Backtrace: 0x400929ec:0x3ffd1e50 0x40092c1d:0x3ffd1e70 0x400f8d93:0x3ffd1e90 0x400d659a:0x3ffd1eb0 0x400d65cb:0x3ffd2100 0x400d65fb:0x3ffd2120 0x400d4062:0x3ffd2240 0x402106d3:0x3ffd2480 0x402106d3:0x3ffd24a0 0x402106d3:0x3ffd24c0 0x400d670a:0x3ffd24e0 0x400d32c9:0x3ffd2500 0x400f5141:0x3ffd2520 0x4008f101:0x3ffd2540

Rebooting...
ets Jun  8 2016 00:22:57

rst:0xc (SW_CPU_RESET),boot:0x13 (SPI_FAST_FLASH_BOOT)
configsip: 188777542, SPIWP:0xee
clk_drv:0x00,q_drv:0x00,d_drv:0x00,cs0_drv:0x00,hd_drv:0x00,wp_drv:0x00
mode:DIO, clock div:2
load:0x3fff0018,len:4
load:0x3fff001c,len:1044
load:0x40078000,len:8896
load:0x40080400,len:5828
entry 0x400806ac
Got username n2
Got IF setting BLE
* Initializing SD card...
[E][sd_diskio.cpp:739] sdcard_mount(): f_mount failed 0x(3)
 --> SD card not found
* Initializing SPIFFS...
E (547) SPIFFS: mount failed, -10025
[E][SPIFFS.cpp:72] begin(): Mounting SPIFFS failed! Error: -1
-* Initializing serial...
* Initializing BLE...
* Initializing LoRa...
 --> Layer1 init succeeded
 --> LL2 init succeeded
 --> LL2 node address: 918c1b8c
* Initializing display...
WelcomeMessage username: >n2<

00c|Welcome to DISASTER RADIO >n2<< >
00c|WARNING: SD card not found, functionality may be limited< >
paidforby commented 4 years ago

Weird, I thought I tested this. I may have introduced a bug in 9d137b4f5f8d88131f2c0b4dd2e638cf73cfec5a. Or in another commit when I was making changes to make the console shared between the dev board and the simulator. I'll look into this when I get a chance.

deafboy commented 4 years ago

I had to revert even further, to commit fbf2187da4e0e6828c11929be720f3ab243bdd40, to avoid this problem.

paidforby commented 4 years ago

Hmm, maybe it's more likely that this commit https://github.com/sudomesh/disaster-radio/commit/43075131149f1456c2364c3cf8fbb5121cefae65 which updated LoRaLayer2 caused this bug? Or maybe try updating to the latest commit of LoRaLayer2 (https://github.com/sudomesh/LoRaLayer2/commit/b071e53ceb6d2530fa2de28019165fd7534a378f), not sure where I left off there, but it's possible I neglected to update the commit in platformio.ini.
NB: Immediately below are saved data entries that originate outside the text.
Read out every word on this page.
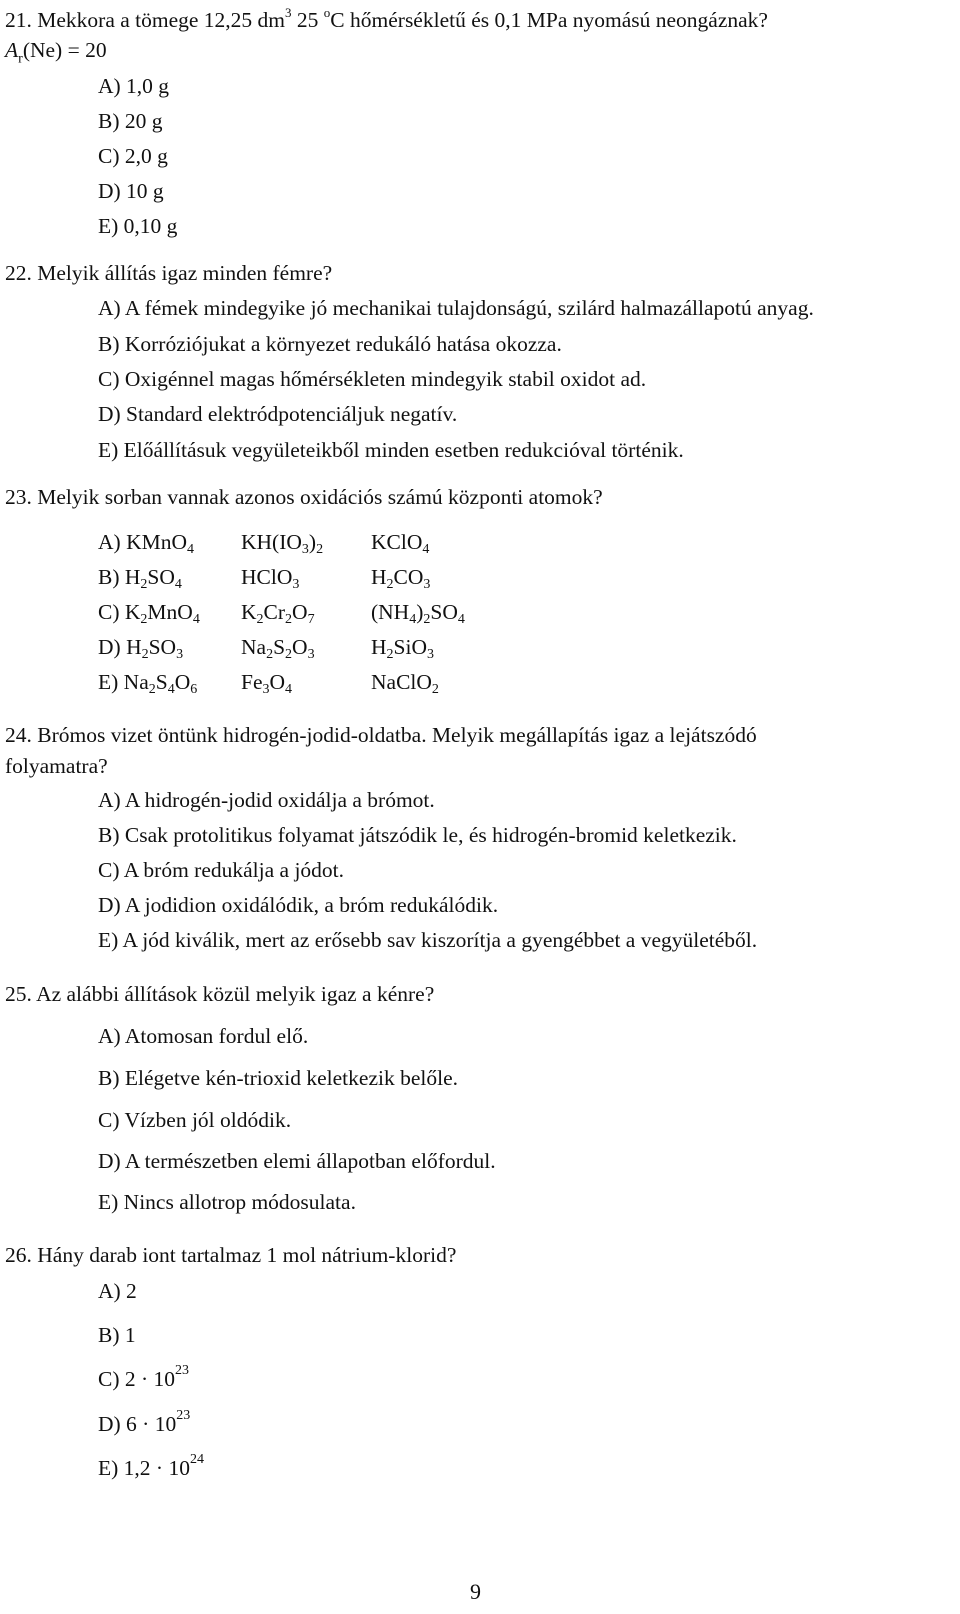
21. Mekkora a tömege 12,25 $dm^3$ 25 $^o$C hőmérsékletű és 0,1 MPa nyomású neongáznak?
$A_r(Ne) = 20$
A) 1,0 g
B) 20 g
C) 2,0 g
D) 10 g
E) 0,10 g
22. Melyik állítás igaz minden fémre?
A) A fémek mindegyike jó mechanikai tulajdonságú, szilárd halmazállapotú anyag.
B) Korróziójukat a környezet redukáló hatása okozza.
C) Oxigénnel magas hőmérsékleten mindegyik stabil oxidot ad.
D) Standard elektródpotenciáljuk negatív.
E) Előállításuk vegyületeikből minden esetben redukcióval történik.
23. Melyik sorban vannak azonos oxidációs számú központi atomok?
A) KMnO4 KH(IO3)2 KClO4
B) H2SO4	HClO3	H2CO3
C) K2MnO4 K2Cr2O7	(NH4)2SO4
D) H2SO3	Na2S2O3	H2SiO3
E) Na2S4O6 Fe3O4	NaClO2
24. Brómos vizet öntünk hidrogén-jodid-oldatba. Melyik megállapítás igaz a lejátszódó
folyamatra?
A) A hidrogén-jodid oxidálja a brómot.
B) Csak protolitikus folyamat játszódik le, és hidrogén-bromid keletkezik.
C) A bróm redukálja a jódot.
D) A jodidion oxidálódik, a bróm redukálódik.
E) A jód kiválik, mert az erősebb sav kiszorítja a gyengébbet a vegyületéből.
25. Az alábbi állítások közül melyik igaz a kénre?
A) Atomosan fordul elő.
B) Elégetve kén-trioxid keletkezik belőle.
C) Vízben jól oldódik.
D) A természetben elemi állapotban előfordul.
E) Nincs allotrop módosulata.
26. Hány darab iont tartalmaz 1 mol nátrium-klorid?
A) 2
B) 1
C) $2 \cdot 10^{23}$
D) $6 \cdot 10^{23}$
E) $1,2 \cdot 10^{24}$
9
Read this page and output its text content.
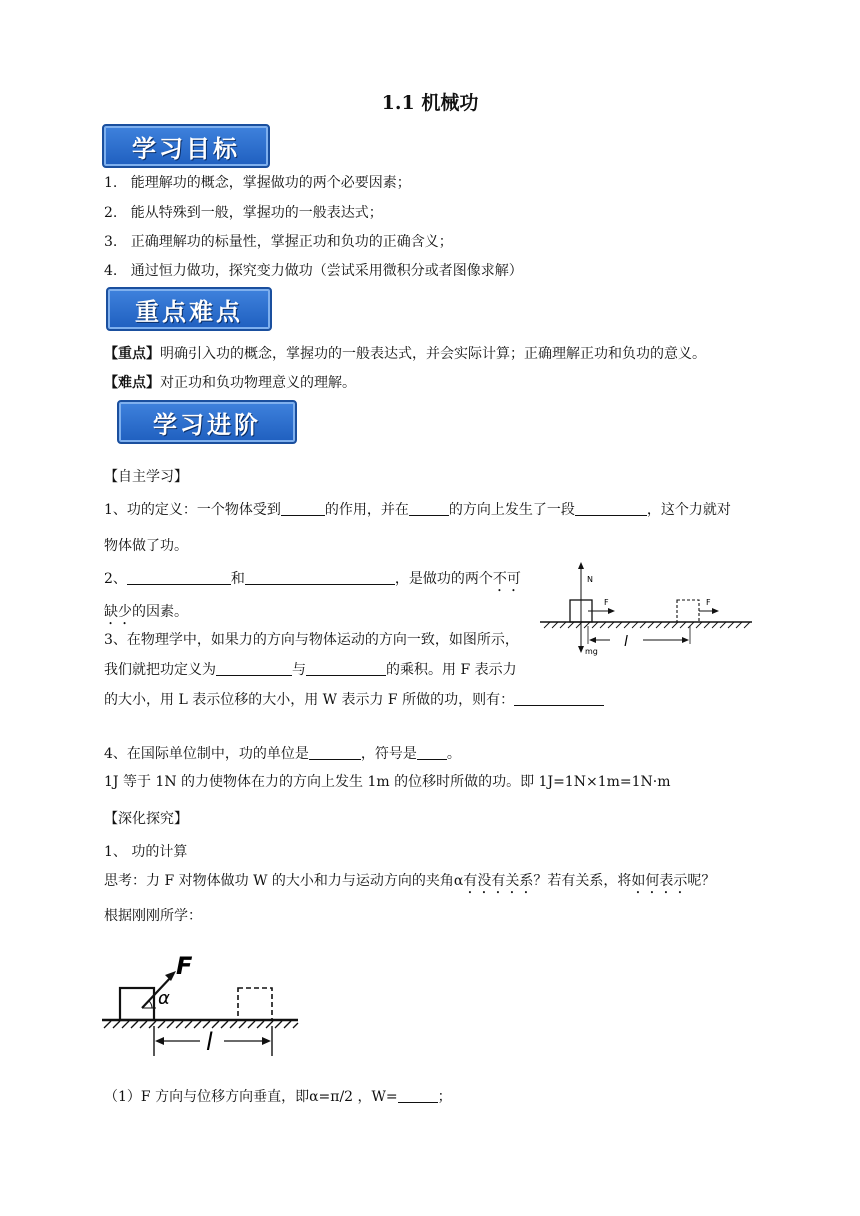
1.1 机械功
学习目标
1. 能理解功的概念，掌握做功的两个必要因素；
2. 能从特殊到一般，掌握功的一般表达式；
3. 正确理解功的标量性，掌握正功和负功的正确含义；
4. 通过恒力做功，探究变力做功（尝试采用微积分或者图像求解）
重点难点
【重点】明确引入功的概念，掌握功的一般表达式，并会实际计算；正确理解正功和负功的意义。
【难点】对正功和负功物理意义的理解。
学习进阶
【自主学习】
1、功的定义：一个物体受到	的作用，并在	的方向上发生了一段	，这个力就对
物体做了功。
2、	和	，是做功的两个不可
缺少的因素。
3、在物理学中，如果力的方向与物体运动的方向一致，如图所示，
我们就把功定义为	与	的乘积。用 F 表示力
的大小，用 L 表示位移的大小，用 W 表示力 F 所做的功，则有：
N
mg
F	F
l
4、在国际单位制中，功的单位是	，符号是 。
1J 等于 1N 的力使物体在力的方向上发生 1m 的位移时所做的功。即 1J=1N×1m=1N·m
【深化探究】
1、 功的计算
思考：力 F 对物体做功 W 的大小和力与运动方向的夹角α有没有关系？若有关系，将如何表示呢？
根据刚刚所学：
F
α
l
（1）F 方向与位移方向垂直，即α=π/2 ，W=	；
rawesomeawesome commented 4 years ago

I've managed to compile the platform myself, having to remove tinygps to make it work for whatever reason, but i'm now facing this issue. The only reason i was unable to use the precompiled bin which didn't do this, is that the frequency was set wrong for my boards, which are cheaper 433mhz models Solved it, the issue seems to have been introduced between v1.0.0 and master, so compiling v1.0.0 without tinygps worked perfectly

paidforby commented 4 years ago

I found the cause of this bug. The culprit is the following line in src/middleware/Console.cpp,

memset(response.message, 0, DATAGRAM_MESSAGE);

Looks like I forgot to update the DATAGRAM_MESSAGE constant to match with the updates to LoRaLayer2. This was causing a buffer overflow during this memset and triggering a stack smashing failure. The quick solution is to update DATAGRAM_MESSAGE to be the correct number (i.e. 238). The right solution is to move this constant in to LoRaLayer2.h and use that instead, since that is where all routing protocol related changes are made.
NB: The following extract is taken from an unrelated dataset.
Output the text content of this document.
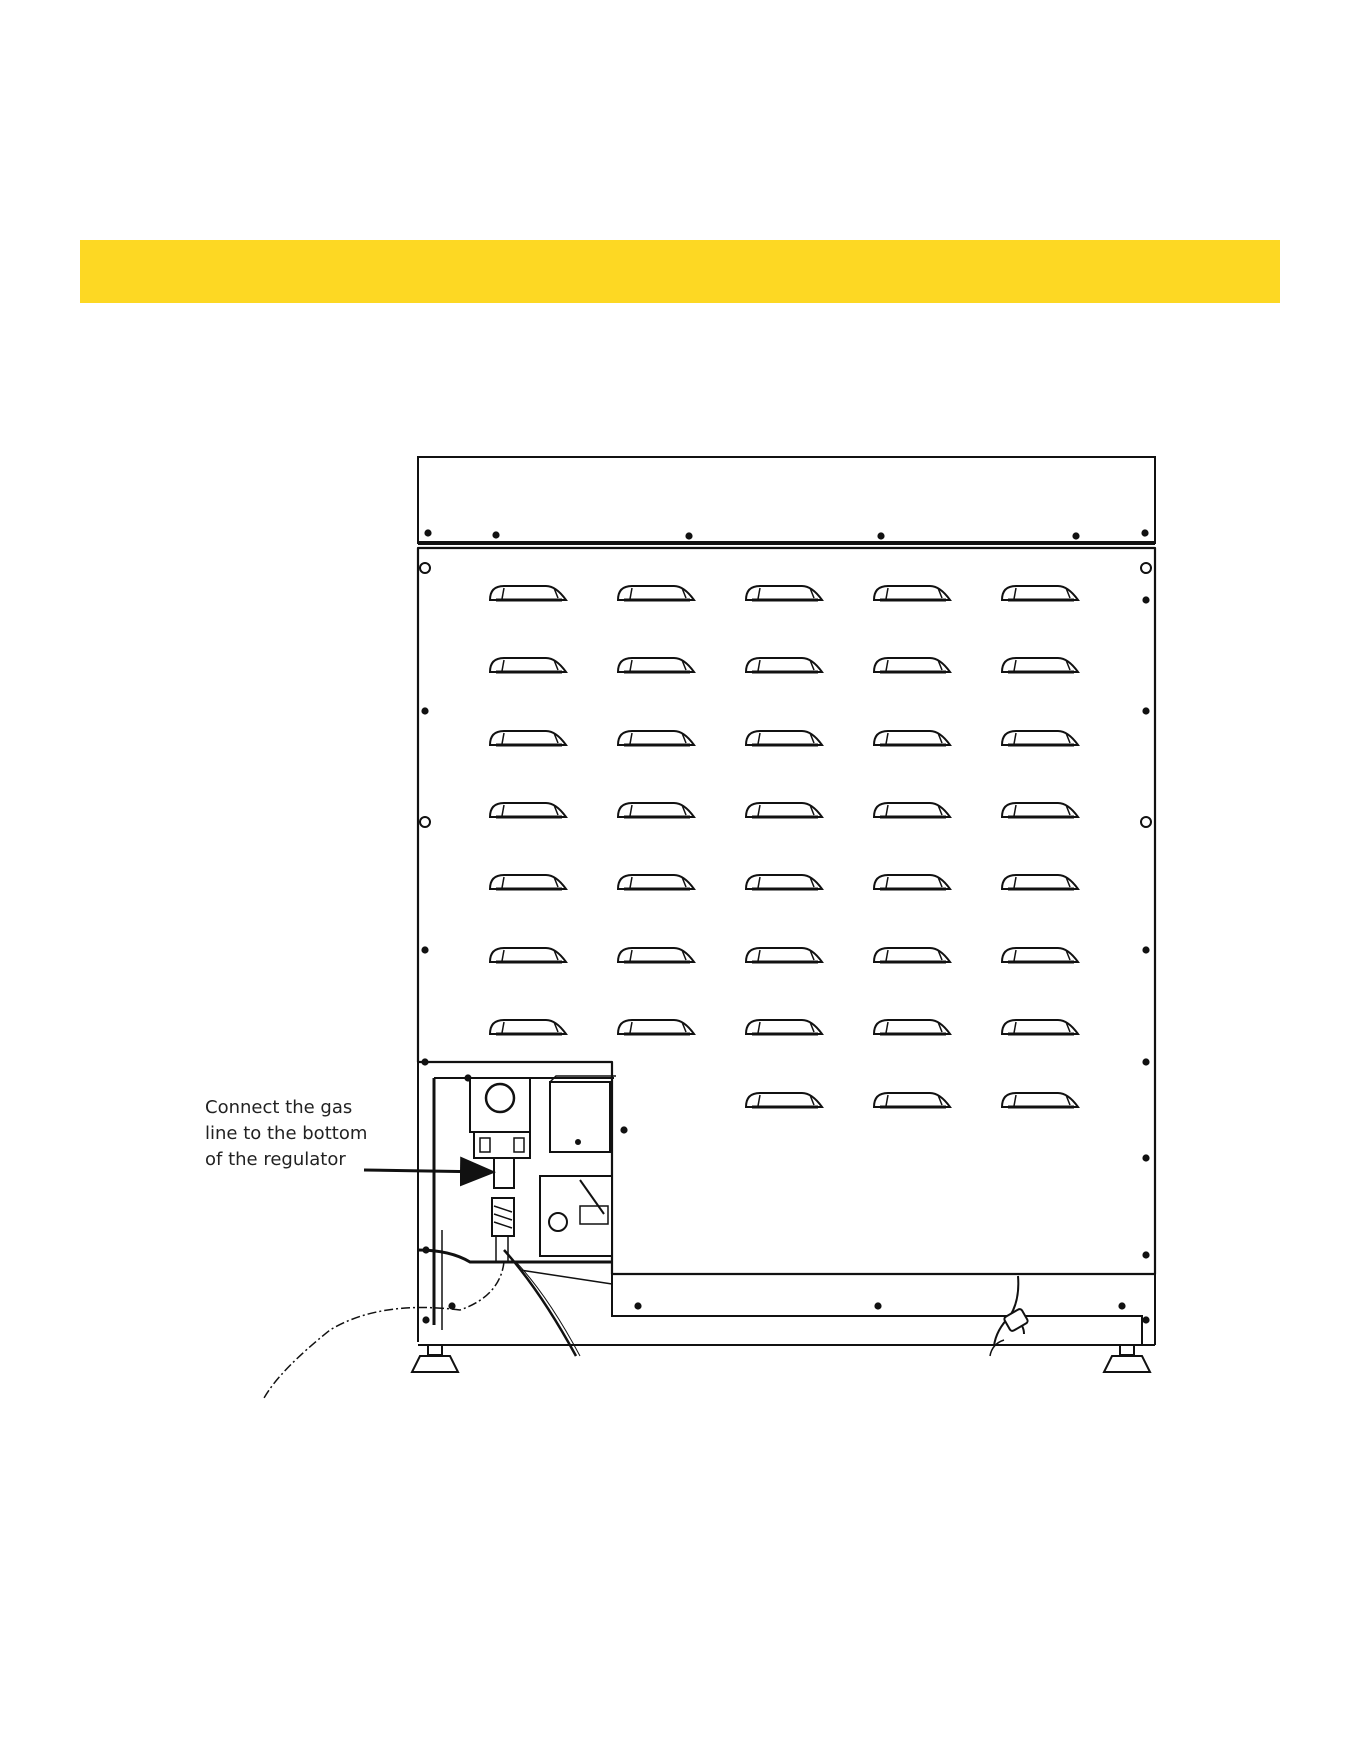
Connect the gas
line to the bottom
of the regulator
Sorry about this problem, I've previously struggled with how to architecture this project. That DATAGRAM_MESSAGE constant is a leftover from when I defined the datagram struct in the Disaster Radio code and not in LoRaLayer2.
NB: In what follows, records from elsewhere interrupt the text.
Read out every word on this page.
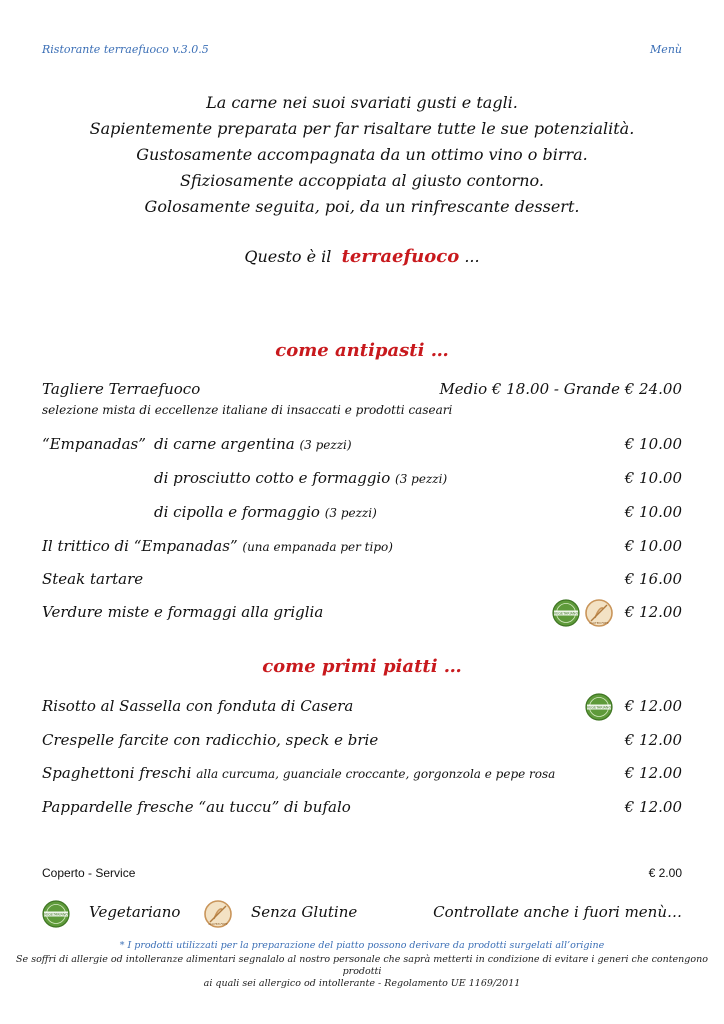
Ristorante terraefuoco v.3.0.5	Menù
La carne nei suoi svariati gusti e tagli.
Sapientemente preparata per far risaltare tutte le sue potenzialità.
Gustosamente accompagnata da un ottimo vino o birra.
Sfiziosamente accoppiata al giusto contorno.
Golosamente seguita, poi, da un rinfrescante dessert.
Questo è il terraefuoco ...
come antipasti …
Tagliere Terraefuoco	Medio € 18.00 - Grande € 24.00
selezione mista di eccellenze italiane di insaccati e prodotti caseari
“Empanadas” di carne argentina (3 pezzi)	€ 10.00
di prosciutto cotto e formaggio (3 pezzi)	€ 10.00
di cipolla e formaggio (3 pezzi)	€ 10.00
Il trittico di “Empanadas” (una empanada per tipo)	€ 10.00
Steak tartare	€ 16.00
Verdure miste e formaggi alla griglia	€ 12.00
VEGETARIANO
GLUTEN FREE
come primi piatti …
Risotto al Sassella con fonduta di Casera	€ 12.00
VEGETARIANO
Crespelle farcite con radicchio, speck e brie	€ 12.00
Spaghettoni freschi alla curcuma, guanciale croccante, gorgonzola e pepe rosa	€ 12.00
Pappardelle fresche “au tuccu” di bufalo	€ 12.00
Coperto - Service	€ 2.00
VEGETARIANO Vegetariano
GLUTEN FREE
Senza Glutine	Controllate anche i fuori menù…
* I prodotti utilizzati per la preparazione del piatto possono derivare da prodotti surgelati all’origine
Se soffri di allergie od intolleranze alimentari segnalalo al nostro personale che saprà metterti in condizione di evitare i generi che contengono prodotti
ai quali sei allergico od intollerante - Regolamento UE 1169/2011
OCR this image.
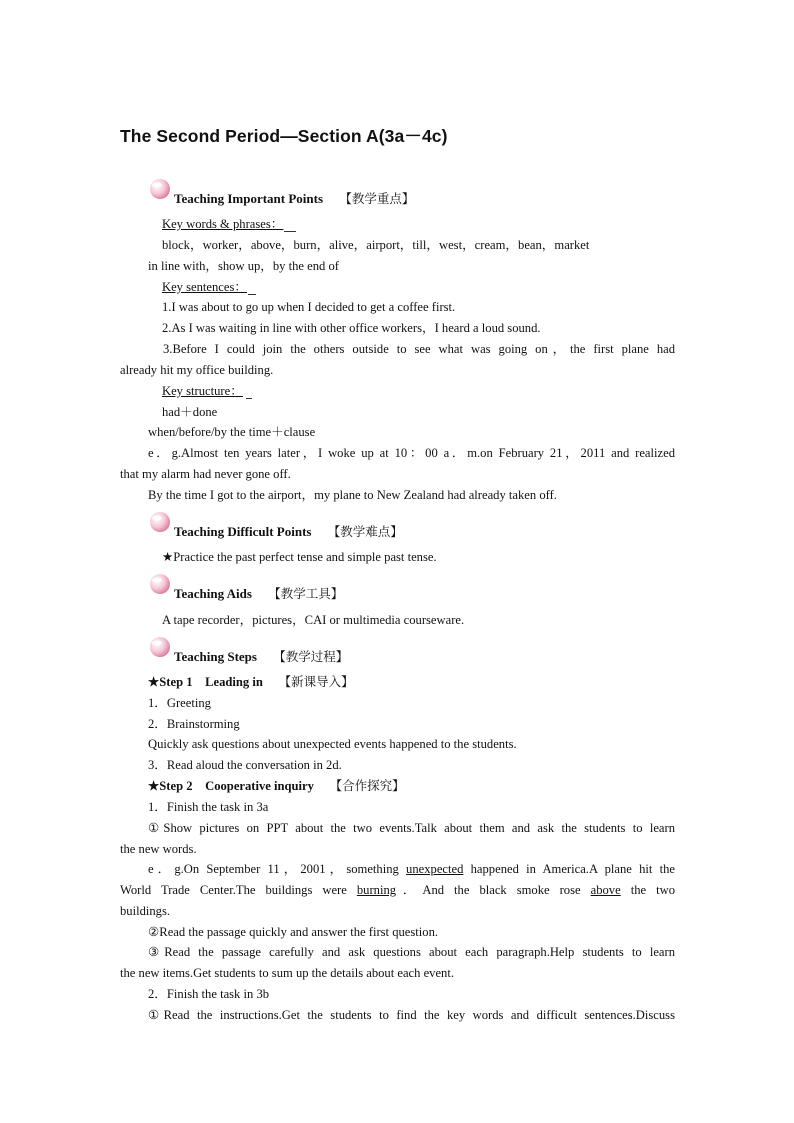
The Second Period—Section A(3a－4c)
Teaching Important Points　 【教学重点】
Key words & phrases：
block，worker，above，burn，alive，airport，till，west，cream，bean，market
in line with，show up，by the end of
Key sentences：
1.I was about to go up when I decided to get a coffee first.
2.As I was waiting in line with other office workers，I heard a loud sound.
3.Before I could join the others outside to see what was going on，the first plane had
already hit my office building.
Key structure：
had＋done
when/before/by the time＋clause
e．g.Almost ten years later，I woke up at 10：00 a．m.on February 21，2011 and realized
that my alarm had never gone off.
By the time I got to the airport，my plane to New Zealand had already taken off.
Teaching Difficult Points　 【教学难点】
★Practice the past perfect tense and simple past tense.
Teaching Aids　 【教学工具】
A tape recorder，pictures，CAI or multimedia courseware.
Teaching Steps　 【教学过程】
★Step 1　Leading in　 【新课导入】
1．Greeting
2．Brainstorming
Quickly ask questions about unexpected events happened to the students.
3．Read aloud the conversation in 2d.
★Step 2　Cooperative inquiry　 【合作探究】
1．Finish the task in 3a
①Show pictures on PPT about the two events.Talk about them and ask the students to learn
the new words.
e．g.On September 11，2001，something unexpected happened in America.A plane hit the
World Trade Center.The buildings were burning．And the black smoke rose above the two
buildings.
②Read the passage quickly and answer the first question.
③Read the passage carefully and ask questions about each paragraph.Help students to learn
the new items.Get students to sum up the details about each event.
2．Finish the task in 3b
①Read the instructions.Get the students to find the key words and difficult sentences.Discuss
I'll push a commit shortly that will make the quick fix. I still need to test the right solution of moving DATAGRAM_MESSAGE to LoRaLayer2.h to make sure it doesn't have any unintended side effects.

paidforby commented 4 years ago

I should also point out that I was only memsetting the message portion of the response datagram, which is wrong and would cause a buffer overflow, because the DATAGRAM_MESSAGE constant represents the total length of the datagram (i.e. header+message). Anyway, I'll fix that also, by memsetting the whole datagram.